Vroeger lieten we een schilderij van onszelf maken. Nu bieden online tools deze mogelijkheid. Iedereen kan nu een mini-beroemdheid worden door online een grote groep aan vrienden te verzamelen. Sue Palmer, auteur van het boek “Toxic Childhood: how modern life is damaging our children… and what we can do about it” zegt hier het volgende over: “People used to have a portrait painted but now we can more or less design our own picture online. It’s like being the star of your own reality TV show that you create and put out to the world.” Hierdoor zetten mensen alleen maar berichten online die “Facebook-waardig” zijn. Om maar online kuddos te winnen. Jezelf voortdurend belangrijker maken dan je daadwerkelijk bent.
Uiteindelijk kunnen volgens Greenfield sociale netwerken er toe leiden dat de structuur van ons brein wordt aangepast. De neurale verbindingen passen zich aan. Hetgeen er uiteindelijk voor zorgt dat we ons minder goed kunnen concentreren, ons minder goed verbaal kunnen uitdrukken en dat we elkaar niet meer in de ogen durven aan te kijken tijdens een gesprek.

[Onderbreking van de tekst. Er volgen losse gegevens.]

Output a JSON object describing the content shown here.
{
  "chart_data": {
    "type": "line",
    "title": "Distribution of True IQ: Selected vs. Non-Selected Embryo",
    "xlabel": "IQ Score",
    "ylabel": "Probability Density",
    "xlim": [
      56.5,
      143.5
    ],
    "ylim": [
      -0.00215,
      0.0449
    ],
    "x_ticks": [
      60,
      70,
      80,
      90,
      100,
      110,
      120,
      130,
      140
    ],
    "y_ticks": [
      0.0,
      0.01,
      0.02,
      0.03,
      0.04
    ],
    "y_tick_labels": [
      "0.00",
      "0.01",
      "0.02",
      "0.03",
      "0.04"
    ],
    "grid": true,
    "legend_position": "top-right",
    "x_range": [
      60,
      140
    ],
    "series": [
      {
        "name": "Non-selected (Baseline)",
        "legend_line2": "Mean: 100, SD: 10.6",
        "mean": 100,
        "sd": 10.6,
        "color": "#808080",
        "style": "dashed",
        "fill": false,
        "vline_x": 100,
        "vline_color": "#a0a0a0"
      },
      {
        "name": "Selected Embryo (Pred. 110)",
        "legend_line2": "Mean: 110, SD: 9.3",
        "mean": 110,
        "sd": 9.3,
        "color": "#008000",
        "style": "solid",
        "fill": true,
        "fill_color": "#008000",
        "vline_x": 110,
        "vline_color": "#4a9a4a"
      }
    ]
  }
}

Het is een debat dat steeds vaker te horen is. Nicholas Carr is met zijn boek “The Shallows” de grote aanstichter van deze discussie. Ook hij vraagt zich af of we dankzij het Internet nu juist slimmer of dommer worden (zie het artikel Van internet word je dommer). Sherry Turkle stond in haar boek “Alone Together” stil bij het feit dat mensen dankzij sociale media eigenlijk steeds asocialer worden (Zie het artikel: Van sociale media word je asociaal). De hele dag zijn we bezig om ons met jan-en-alleman digitaal te verbinden, en zodra we elkaar in levende lijve ontmoeten grijpen we bij een dood moment in een gesprek al weer naar onze smartphone. Auteur Eli Pariser verhaalt in zijn boek “The Filter Bubble” dat we dankzij zoekmachines en sociale netwerken een trechtervisie ontwikkelen. Door personalisatie en mensen met dezelfde interesses te volgen krijgen we alleen nog maar het nieuws te zien dat we zelf willen horen. Weg serendipiteit. (Zie ook het artikel: Bestaat serendipiteit nog wel?) En tot slot kun je je afvragen of al dit internet geweld ons geheugen niet verpest (zie het artikel: Te veel informatie tast ons geheugen aan).
Het lijkt wel alsof de negatieve verhalen steeds vaker de boventoon voeren. Hebben sociale netwerken eigenlijk wel zo’n positieve invoed op ons leven?